Wing Commander

Earth year: 2564. The sallow faced Confederation commander stands on the bridge of the star cruiser, which is being threatened with destruction by the hated alien Kilrathi. As the ship carrying our heroes observes complete radio silence, hoping the Kilrathi might pass above them and not know they’re there, we hear: "bink-bink." We know that sound. It’s the old water-dripping-onto-a-pipe, the staple sound effect of every submarine movie in history, where the tension is usually so high that each "bink" could mean curtains for the good guys. We observe our Confederation captain, Gerald, deep in thoughts of his own mortality, and at that very moment I realize Captain Gerald is being played by Jurgen Prochnow, the very actor who was the fabulous U-boat commander in the epic German submarine movie Das Boot. That was 1943 and this is 2564 but the man hasn’t changed a bit, and he’s still got a sub command.

That’s one of the beauties of Wing Commander. They have shamelessly stolen from everybody. The special effects and the fighter aircraft are pure Star Wars, the music is practically note for note The Empire Strikes Back, the dialogue is Thirty Seconds Over Tokyo, the characters are a cross between Ferris Bueller and Bill and Ted, and a climactic scene where Lieutenant Chris Blair (Freddie Prinze Jr.) is saved by the club-headed bigot who is his nemesis, is lifted straight out of Alien. Blair’s problem, you see, is that he is half Pilgrim (on his mother’s side), and the Pilgrims are not well loved by the crew of the Confederation. The reasons are hazy and lost in time, but don’t worry because Commander Paladin (Tcheky Karyo) has a little Pilgrim trick around his neck as well.

Add a fun loving co-lead, Maniac (Matthew Lillard), who has to be the Spiccoli of the 26th Century; make the head fighter pilot gorgeous Angel (Saffron Burrows) who volunteers to die, but is saved at the end by a method so improbable they don’t even bother to explain how it could possibly have happened, and who lives to plant a passionate kiss upon the lips of our Hero Freddie Prinze Jr. – amazing, since she appeared to be stone dead only seconds before – I know! Sleeping Beauty – and you have the makings of a hit.

Obviously, if you want dialogue, character development, or a story that makes any sense at all, go see Shakespeare in Love. But if you want non-stop Special Effects; inter-racial suggested sex (or was it interspecies?); lots and lots of bam bam boom boom whish whoosh; bad guys who aren’t really bad at heart; good guys who "have the gift," that is the Pilgrim gift; and a space ship filled with gorgeous female fighter pilots who wear skimpy, sexy nightgowns to sleep even as their world teeters on Kilrathi destruction – WingCommander is the place you want to be.

There is a video game series called Wing Commander from whence this story, title, and the look of the film are derived. Director Chris Roberts also designed the original five video games and characters, and clearly had every intention to make a film his game fans would identify with. Obviously those acquainted with the game will find Wing Commander familiar and attractive.

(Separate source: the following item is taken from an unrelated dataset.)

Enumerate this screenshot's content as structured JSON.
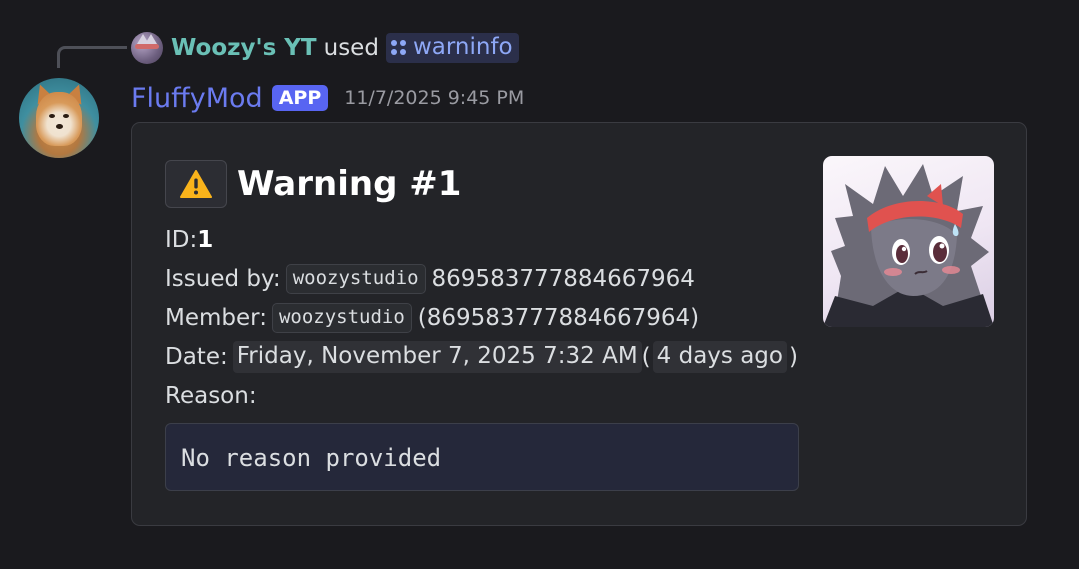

I liked it too. I liked the unpretentiousness of it all. It doesn’t claim to be original, quite the contrary. I liked how they got one of every ethnic group on Earth onto the Confederation ship. I liked the submarine movie imagery, even though they are in deep space, not in deep ocean – the enemy ship is actually called a Destroyer and it drops what look an awful lot like depth charges. There’s a lot of "bink-binks." And I liked how they kept the only mystery unexplained until the very end: what would the Kilrathi demons look like?

Well, they are green, they growl, they have little beards and eyes with lots of whites. They look a little like Pat Morita. Wash, wash, wipe, wipe, I wonder why they didn’t use that one too? Well, there’s always the sequel. And there will be a sequel. This fast moving, action packed, young teen targeted film may just turn out to be a hit.